Nelle collettività, almeno in parte, è addirittura molto più efficace la manipolazione volontaria, poiché si basa sulla necessità di ottenere dei binari guida e nell’individuazione di un’unica fonte di sicurezza attribuite al soggetto che trasmette tanta aspettativa. E se nella collettività delle piccole realtà sociali questo è un dato di fatto, tutto ciò si amplifica nelle relazioni sociali più ampie e quindi a dare origine al concetto di potere. Ma come contrastare o impedire la manipolazione volontaria, atta all’ottenere il potere personale e unitario verso una comunità che ha bisogno di riferimenti? Sicuramente con la cultura, la riflessività e la riduzione globale dei bisogni individuali e collettivi.

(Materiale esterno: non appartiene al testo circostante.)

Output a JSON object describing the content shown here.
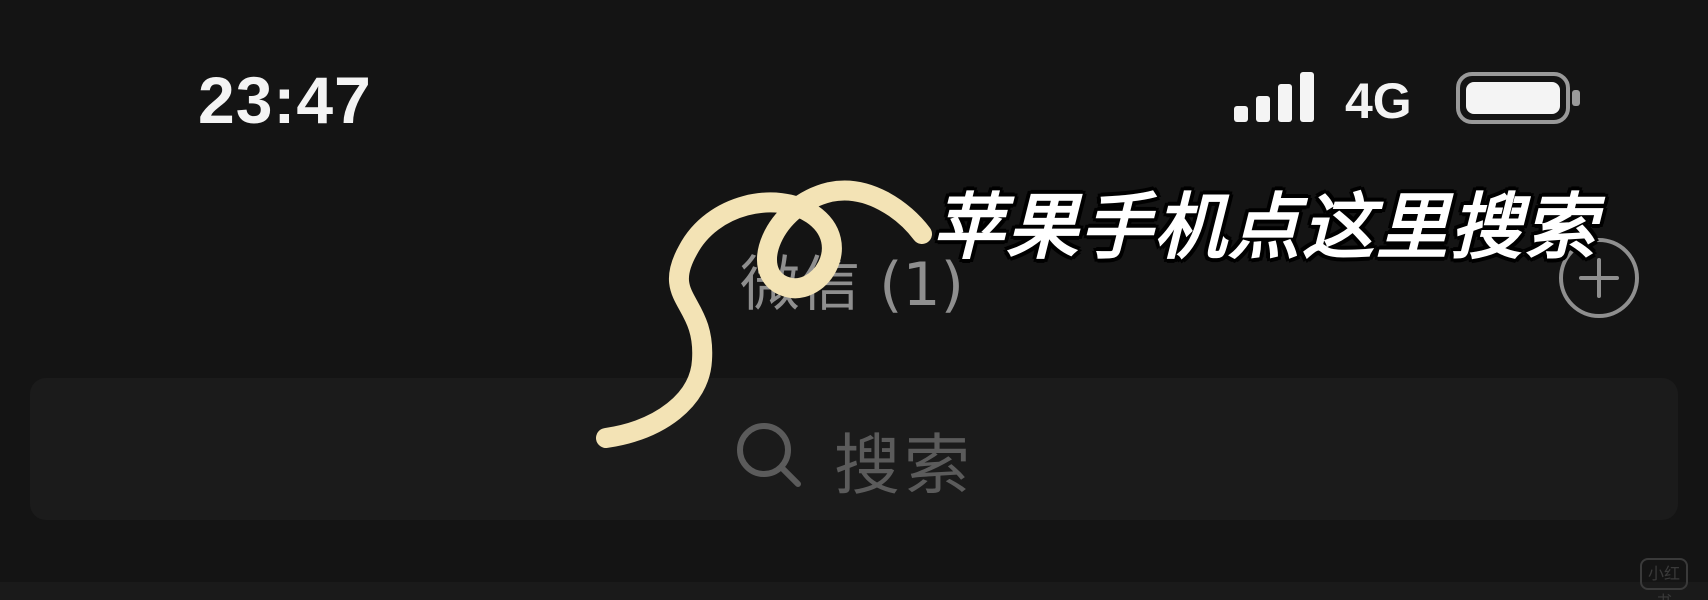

Si può definire, quindi, che più la collettività è povera culturalmente e con il senso di frustrazione di un contesto collettivo incerto, è sicuramente più debole e incline alla sottomissione di una manipolazione mentale, cedendo il controllo a chi fornisce un senso di pienezza e di padronanza della situazione.
Per concludere, la manipolazione mentale è data da due fattori determinanti: da una parte chi ha, o almeno manifesta, un pieno controllo di se e chi in quel momento è vittima delle proprie debolezze o delle debolezze collettive del proprio sistema sociale.